Microsoft Giveth, and Microsoft Taketh Away: Changes to Windows Store for Business Impacts Channel
Microsoft claims that there are 300 million devices running Windows 10. Which is all well and good, but the channel needs more than an operating system. It needs business apps, and most developers are content churning out products for Apple and Alphabet.
Microsoft (MSFT) claims that there are 300 million devices running Windows 10. Which is all well and good, but the channel needs more than an operating system. It needs business apps, and most developers are content churning out products for Apple (APPL) and Alphabet (GOOG).
Last week, Microsoft Corp. (MSFT) announced that it’s making it easier for developers to sell to small and medium-sized businesses. Now, IT administrators can buy third-party apps in bulk through Windows Store for Business (WSB), the web-based portal that helps admins buy, manage and distribute Windows Store apps to employees.
As anyone in the channel can attest, SMB IT is big business. Microsoft estimates that SMBs spend $70 billion per year on desktop software, applications and utilities. Developers can now deepen their reach into that market if they’re in one of the 35 supported countries.

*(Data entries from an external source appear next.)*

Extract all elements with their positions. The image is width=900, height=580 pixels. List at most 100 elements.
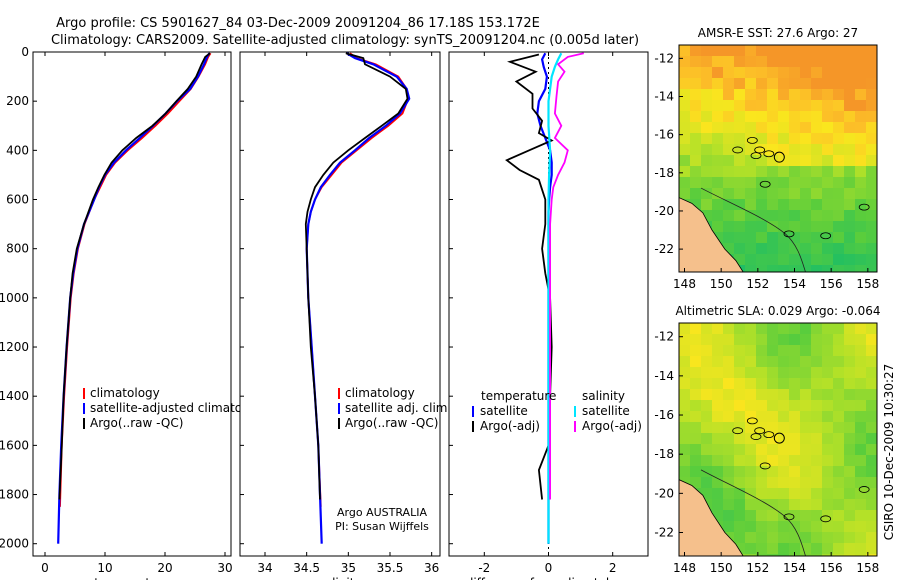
reef-outline [763,431,775,439]
map-cell [778,89,790,101]
map-cell [778,411,790,423]
map-field [679,323,877,556]
map-cell [866,155,877,167]
series-line-2 [58,52,211,500]
map-cell [734,543,746,555]
map-cell [833,221,845,233]
map-cell [734,221,746,233]
depth-tick-label: 1800 [0,488,29,502]
map-cell [712,45,724,57]
map-cell [789,367,801,379]
x-axis-label: salinity [318,576,361,580]
map-cell [679,166,691,178]
map-cell [800,510,812,522]
legend-label: satellite [582,404,630,418]
map-cell [734,243,746,255]
map-cell [866,100,877,112]
map-cell [800,411,812,423]
map-cell [712,334,724,346]
map-cell [756,378,768,390]
map-cell [866,488,877,500]
map-cell [822,243,834,255]
map-cell [800,199,812,211]
map-cell [712,155,724,167]
map-cell [723,334,735,346]
map-cell [723,56,735,68]
map-cell [701,188,713,200]
map-cell [800,144,812,156]
map-cell [789,243,801,255]
map-cell [756,188,768,200]
lon-tick-label: 150 [710,561,733,575]
x-tick-label: 35 [341,561,356,575]
map-cell [789,232,801,244]
map-cell [767,433,779,445]
map-cell [679,177,691,189]
lon-tick-label: 158 [856,277,879,291]
map-cell [844,334,856,346]
map-cell [800,210,812,222]
map-cell [723,45,735,57]
map-cell [767,367,779,379]
map-cell [745,133,757,145]
map-cell [822,455,834,467]
map-cell [690,56,702,68]
map-cell [866,334,877,346]
map-cell [844,543,856,555]
map-cell [745,411,757,423]
map-cell [811,477,823,489]
map-cell [866,499,877,511]
map-cell [778,56,790,68]
map-cell [800,444,812,456]
map-cell [833,411,845,423]
map-cell [822,67,834,79]
map-cell [789,122,801,134]
x-tick-label: -2 [478,561,490,575]
map-cell [822,532,834,544]
map-cell [745,488,757,500]
depth-tick-label: 1200 [0,340,29,354]
map-cell [756,367,768,379]
map-cell [866,221,877,233]
lat-tick-label: -22 [654,242,674,256]
map-cell [756,210,768,222]
reef-outline [732,427,744,435]
map-cell [833,133,845,145]
x-tick-label: 30 [217,561,232,575]
panel-frame [32,51,232,557]
map-cell [712,499,724,511]
map-cell [712,400,724,412]
map-cell [745,56,757,68]
map-cell [800,499,812,511]
map-cell [723,111,735,123]
map-cell [679,334,691,346]
map-cell [767,232,779,244]
map-cell [844,444,856,456]
map-sst: AMSR-E SST: 27.6 Argo: 27 -12 -14 -16 -18 -20… [654,26,879,291]
map-cell [723,232,735,244]
map-cell [778,554,790,556]
map-cell [734,323,746,335]
legend-label: climatology [90,386,160,400]
map-cell [789,411,801,423]
reef-outline [820,232,832,240]
x-tick-label: 2 [609,561,617,575]
map-cell [866,232,877,244]
map-cell [822,433,834,445]
map-cell [690,477,702,489]
map-cell [745,477,757,489]
map-cell [844,356,856,368]
map-cell [767,199,779,211]
map-cell [723,210,735,222]
map-cell [822,400,834,412]
map-cell [690,155,702,167]
map-cell [679,389,691,401]
x-tick-label: 35.5 [377,561,404,575]
map-cell [855,400,867,412]
map-cell [734,444,746,456]
map-cell [800,100,812,112]
map-cell [723,345,735,357]
map-cell [767,510,779,522]
map-cell [800,254,812,266]
map-cell [844,78,856,90]
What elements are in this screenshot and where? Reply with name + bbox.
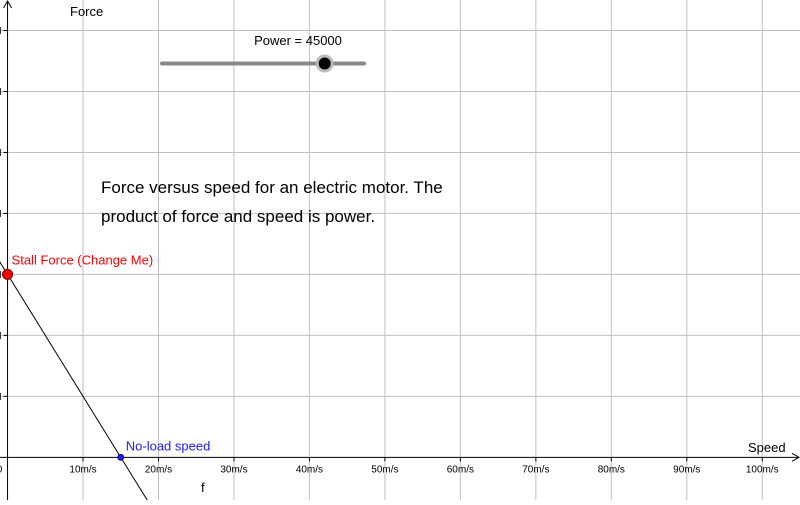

Microsoft needs developers to write applications for its Windows 10 operating system, which offers a portal to WSB on its desktop. The company is essentially using the marketplace to incentivize the creation of the needed business apps, going so far as to eliminate the group policy settings that let IT administrators block access to the store Windows 10 Pro. Now developers have more direct access to customers through WSB and can sell their software in bulk.
WSB sells not only business apps, but games, music and movies. Some admins worry that allowing employees access to the Store will lead to a rise in the download of unauthorized applications. This could open the door for security concerns as well as reduced bandwidth. Admins who want to turn off the Store must upgrade to the pricier Windows Enterprise.
“Windows 10 Enterprise is our offering that provides IT pros with the most granular control over company devices. Windows 10 Pro offers a subset of those capabilities and is recommended for small and mid-size businesses looking for some management controls, but not the full suite necessary for IT pros at larger enterprises,” a company spokesman said in a statement.”The ability to block access to the Windows Store is typically for organizations who want more control over corporate-owned devices. This fits into the value of Windows 10 Enterprise.”
This is just the beginning for the fledgling Windows Store for Business. Microsoft says a host of new features are in the works, including invoicing, volume discounts and organizational in-app purchases.